The door slammed hard once again. “And where do you think you’re going?”

The deep voice surprised her. She brushed against something and was startled again. To her embarrassment, she squeaked like a frightened mouse. She began to fall and blindly flailed to steady herself.

Strong hands took her, one by the waist, and the other by the hands. The person held her like this for a long moment. Anne feared what he might be contemplating. In the midst of these scattered fears, he released her hands. Something scraped on the floor and he placed her in a chair.

She could feel him standing directly in front of her. His feet were on either side of hers, his legs pressing against her knees. It was eternity before he ordered, “Stand up.”

The agony of the hood seemed nothing now. Fearsome thoughts of what awaited filled her mind. Her breath quickened and her hands began to shake even more. He was too close. She could not help brushing against him. Why had he seated her? What sort of evil heart induced him to toy with her, to humiliate her in this intimate manner? There was nothing to do but comply. With as much dignity as she could muster, she tried to stand, but lurched.

He again caught her.

Anne held her bound hands up between them, but still, there was no escaping the warmth of his body. “Please, sir, please remove this hood. I can’t breathe. Please.” She despised the sound of her own small, bleating voice. Her hands twisted and groped blindly. The thought of a man capable of such cruelties, smirking and taking pleasure at the sight of her struggles was embarrassing.

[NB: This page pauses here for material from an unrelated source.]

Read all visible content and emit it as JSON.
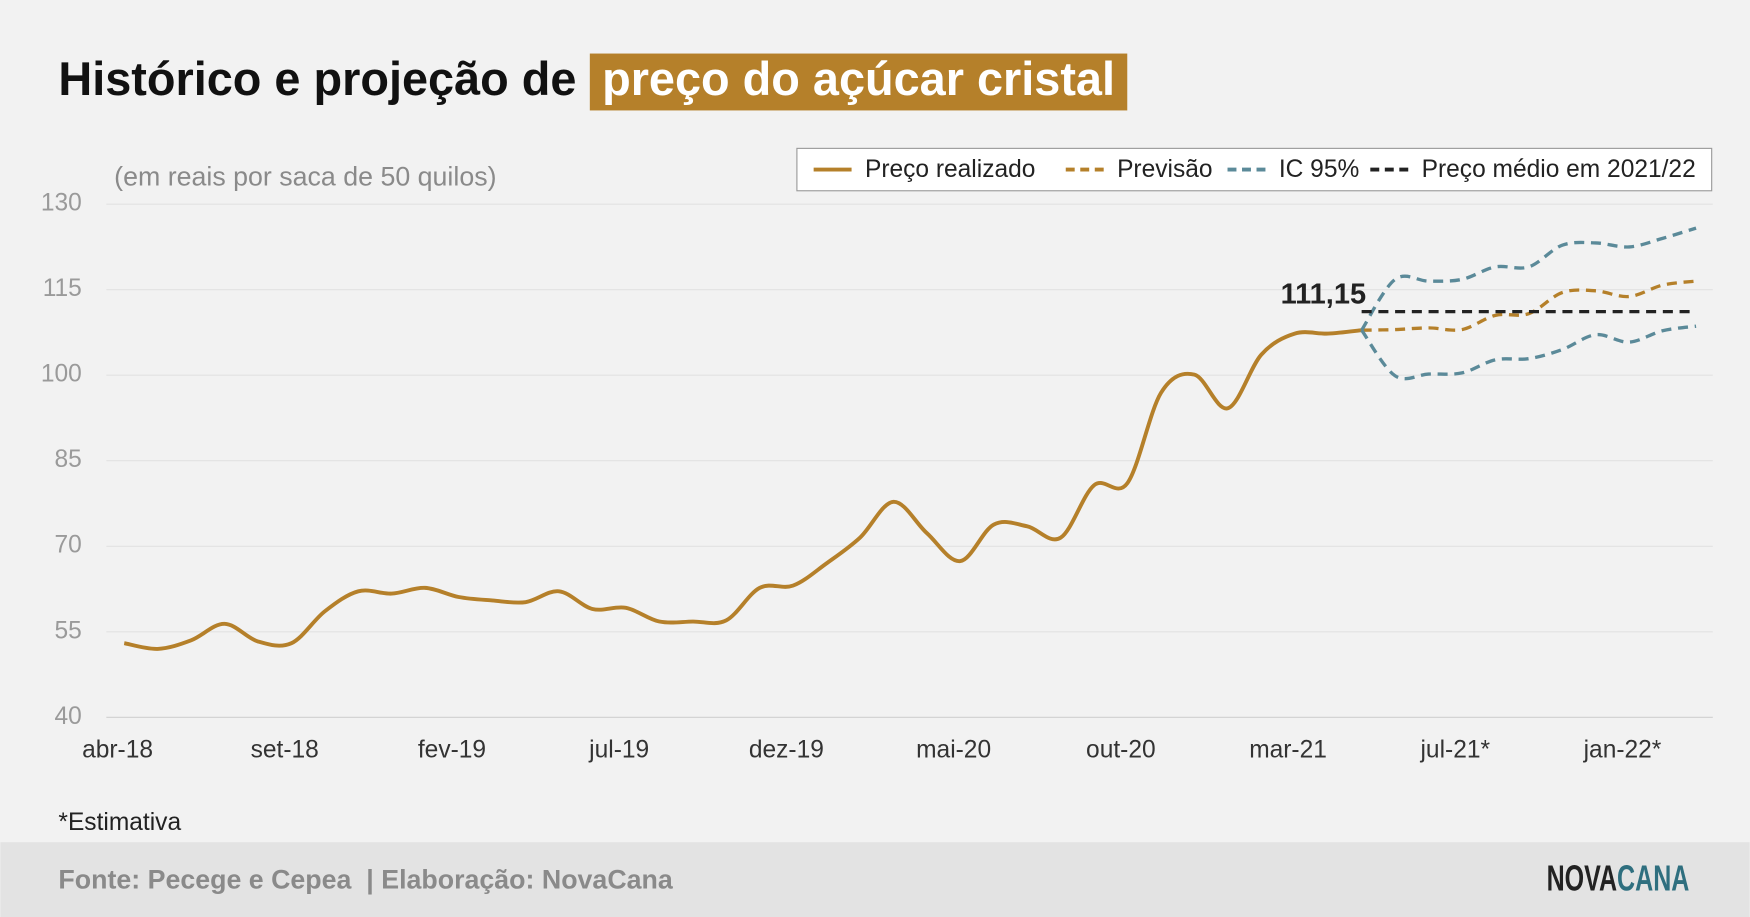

His large, cool hands took possession of hers. The grasp was hard at first and then slackened. There was a little tug and the coarse rope fell free. He now held her hands between his own. He lightly caressed the side of her right hand. She imagined if she jerked her hands from his she could run free. This thought was soon followed by the certain knowledge she was only deluding herself.

The man did nothing for a moment. The torture built when he pulled her even closer. She tried to jerk away only to stumble against the chair. He pulled her slowly back to himself.